BLOUNTVILLE — The latest term-ending report from the Sullivan County grand jury warns “that the serious overcrowding situation” in the county’s jail facilities “needs attention” and has the potential to negatively impact the county.
The report, submitted by the grand jury which served from September 2018 to February of this year, is not the first to point out the need to address overcrowding in the main jail and auxiliary building. A grand jury which served in mid 2017 also highlighted overcrowding and other issues that needed attention at the facilities.
The most recent report states the grand jury toured the jail on Aug. 15, 2018 and the inmate population that day totaled 880. The two facilities have a combined capacity of 619. In recent weeks, the inmate population has been as high as 980.
From the report:
“We were made aware of several major concerns or needs of the jail. The biggest concern is overcrowding. The jail was nearly 260 inmates above capacity the day we visited. When the number of inmates rises, the number of officers remains the same, meaning the ratio of inmates to officers is inadequate. Other concerns are a result of the severe overcrowding. They include but are not limited to: the kitchen is too small, making it difficult to prepare food for the increased number of inmates; inmates’ yard time (exercise) can’t be provided every day, and the indoor recreation room has to be utilized as a weekend holding area or often is used to house inmates. Perhaps the most serious concern related to overcrowding is safety ... safety for the officers whose job it is to maintain order among the inmates/felons whose temperaments/tempers are unpredictable, quick to anger, and often threatening. Inmate safety is a concern as well, as day to day living in cells overcrowded with felons creates an environment where their safety can be at risk. The grand jury would like to emphasize that the serious overcrowding in Sullivan County’s jails needs attention, and that it has the potential to negatively impact the county.”
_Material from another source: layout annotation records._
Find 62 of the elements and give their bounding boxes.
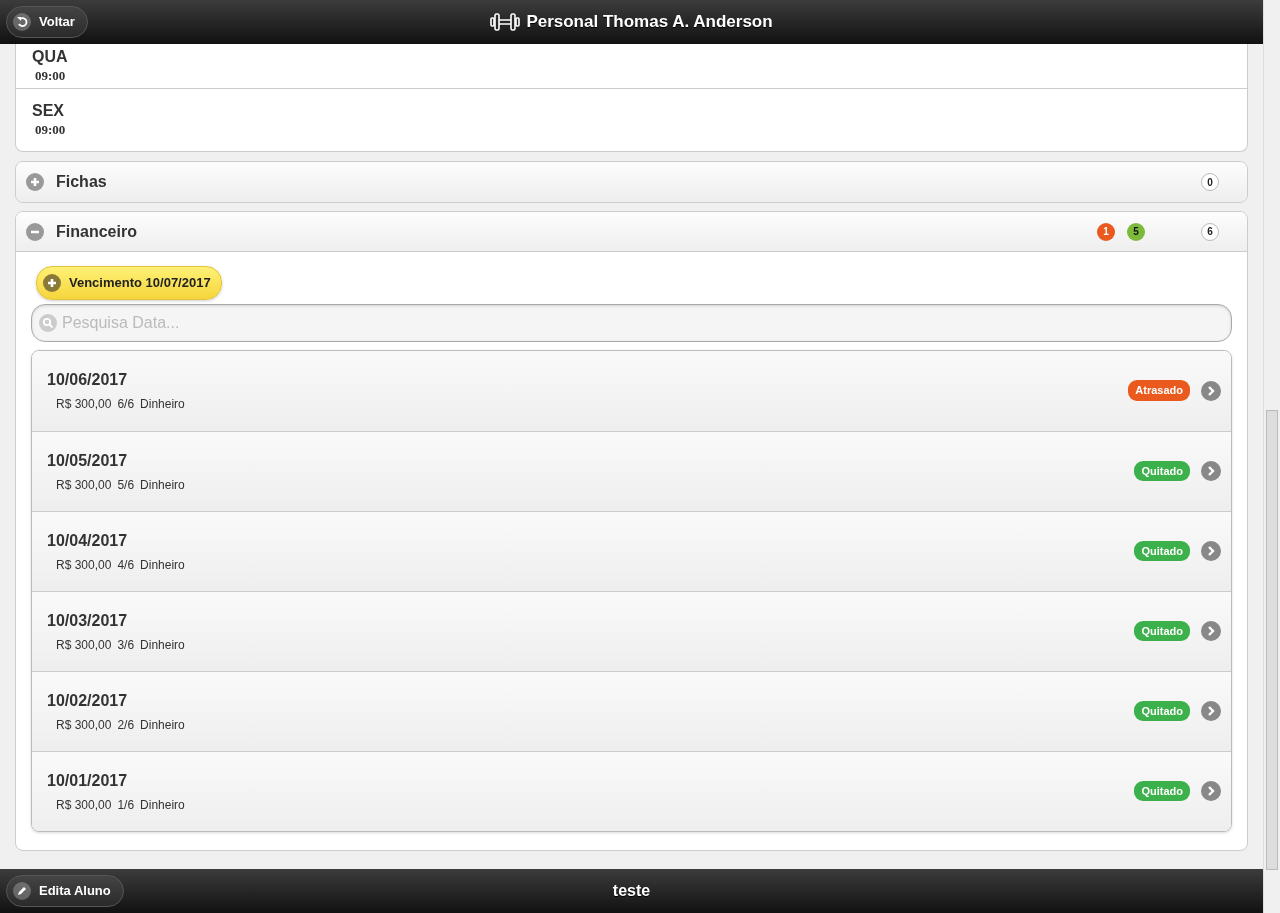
payment-date: 10/02/2017 bbox=[47, 690, 129, 711]
count-badge: 1 bbox=[1097, 222, 1115, 241]
count-badge: 0 bbox=[1201, 173, 1219, 191]
chevron-right-icon bbox=[1206, 465, 1216, 477]
status-badge: Quitado bbox=[1134, 780, 1190, 802]
search-field[interactable]: Pesquisa Data... bbox=[31, 303, 1232, 342]
amount-text: R$ 300,00 bbox=[56, 397, 112, 411]
method-text: Dinheiro bbox=[140, 797, 185, 812]
undo-icon bbox=[16, 15, 28, 28]
status-badge: Quitado bbox=[1134, 700, 1190, 722]
method-text: Dinheiro bbox=[140, 717, 185, 732]
pencil-icon bbox=[16, 884, 28, 897]
payment-date: 10/05/2017 bbox=[47, 450, 129, 471]
plus-icon bbox=[28, 175, 42, 189]
method-text: Dinheiro bbox=[140, 637, 185, 652]
status-badge: Quitado bbox=[1134, 460, 1190, 482]
day-label: QUA bbox=[32, 46, 69, 66]
status-badge: Atrasado bbox=[1128, 380, 1190, 401]
payment-date: 10/01/2017 bbox=[47, 770, 129, 791]
back-button[interactable]: Voltar bbox=[6, 6, 88, 38]
payment-row[interactable]: 10/02/2017 R$ 300,00 2/6 Dinheiro Quitado bbox=[32, 670, 1231, 751]
payment-date: 10/03/2017 bbox=[47, 610, 129, 631]
method-text: Dinheiro bbox=[140, 477, 185, 492]
time-label: 09:00 bbox=[34, 66, 67, 85]
payment-date: 10/06/2017 bbox=[47, 370, 129, 390]
section-header[interactable]: Financeiro 1 5 6 bbox=[16, 212, 1247, 252]
payment-row[interactable]: 10/04/2017 R$ 300,00 4/6 Dinheiro Quitado bbox=[32, 510, 1231, 591]
installment-text: 4/6 bbox=[117, 557, 135, 572]
dumbbell-icon bbox=[490, 11, 521, 33]
payment-date: 10/04/2017 bbox=[47, 530, 129, 551]
chevron-right-icon bbox=[1206, 545, 1216, 557]
chevron-right-icon bbox=[1206, 625, 1216, 637]
chevron-right-icon bbox=[1206, 384, 1216, 397]
status-badge: Quitado bbox=[1134, 540, 1190, 562]
time-label: 09:00 bbox=[34, 120, 67, 139]
installment-text: 5/6 bbox=[117, 477, 135, 492]
amount-text: R$ 300,00 bbox=[56, 797, 112, 812]
installment-text: 1/6 bbox=[117, 797, 135, 812]
method-text: Dinheiro bbox=[140, 557, 185, 572]
count-badge: 5 bbox=[1127, 222, 1145, 241]
method-text: Dinheiro bbox=[140, 397, 185, 411]
amount-text: R$ 300,00 bbox=[56, 717, 112, 732]
payment-row[interactable]: 10/03/2017 R$ 300,00 3/6 Dinheiro Quitado bbox=[32, 590, 1231, 671]
installment-text: 6/6 bbox=[117, 397, 135, 411]
payment-row[interactable]: 10/05/2017 R$ 300,00 5/6 Dinheiro Quitado bbox=[32, 430, 1231, 511]
installment-text: 3/6 bbox=[117, 637, 135, 652]
due-date-button[interactable]: Vencimento 10/07/2017 bbox=[36, 266, 222, 300]
amount-text: R$ 300,00 bbox=[56, 637, 112, 652]
section-header[interactable]: Fichas 0 bbox=[16, 162, 1247, 202]
count-badge: 6 bbox=[1201, 222, 1219, 241]
installment-text: 2/6 bbox=[117, 717, 135, 732]
amount-text: R$ 300,00 bbox=[56, 557, 112, 572]
page-title: Personal Thomas A. Anderson bbox=[526, 11, 773, 34]
payment-row[interactable]: 10/06/2017 R$ 300,00 6/6 Dinheiro Atrasado bbox=[32, 350, 1231, 431]
chevron-right-icon bbox=[1206, 785, 1216, 797]
status-badge: Quitado bbox=[1134, 620, 1190, 642]
payment-row[interactable]: 10/01/2017 R$ 300,00 1/6 Dinheiro Quitado bbox=[32, 750, 1231, 831]
day-label: SEX bbox=[32, 100, 65, 120]
edit-button[interactable]: Edita Aluno bbox=[6, 875, 124, 907]
chevron-right-icon bbox=[1206, 705, 1216, 717]
footer-title: teste bbox=[612, 881, 651, 901]
amount-text: R$ 300,00 bbox=[56, 477, 112, 492]
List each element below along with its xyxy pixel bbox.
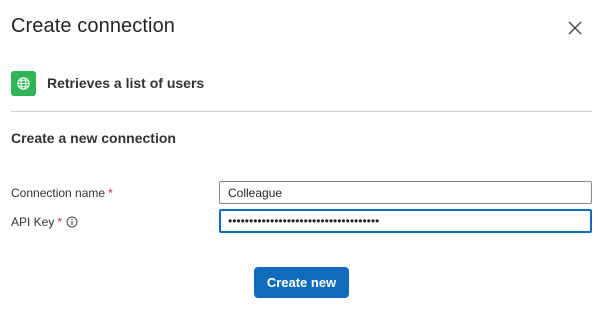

Sullivan County's jail facilities have a total capacity of 619 — 379 in the main jail (built more than 30 years ago) and another 240 in a separate building constructed as a medium-security facility several years ago. The latter was intended to help ease overcrowding but was basically full the day it opened.
The jail has been under scrutiny by the Tennessee Corrections Institute (TCI) for about five years. In 2014, the Sullivan County Jail nearly lost its certification due to overcrowding and other deficiencies found during an inspection by the TCI. The jail has retained its certification under “plan of action” status, which means county officials are able to show progress toward solving the problem.
In August 2016, a needs assessment study of the jail — produced by a consultant specializing in jail management who works for the University of Tennessee’s County Technical Assistance Service — indicated the county must expand its jail facilities.
In 2017, an ad hoc jail study committee, created in 2014 to look for a long-range solution to constant overcrowding, recommended the Sullivan County Commission hire an outside consultant to study current facilities and develop a recommendation for the whole “jail campus” including whether to renovate, expand, build new — or some combination of those things.
Last month, nearly a year after receiving proposals from seven architectural firms, the Sullivan County Commission hired Knoxville-based Michael Brady, Inc., at a cost not to exceed $225,000, as a “first phase of trying to build a new jail.”
County Mayor Richard Venable said the firm is very experienced in such work, and a representative of MBI said the firm has completed or is working on jail and justice center projects for multiple counties across the state, including Campbell, Anderson, Monroe, Loudon, and Blount — with work for the latter including a program similar to what the firm understands it is being asked to do for Sullivan County: expanding the jail and/or a transition center.
MBI is expected to complete its work by November.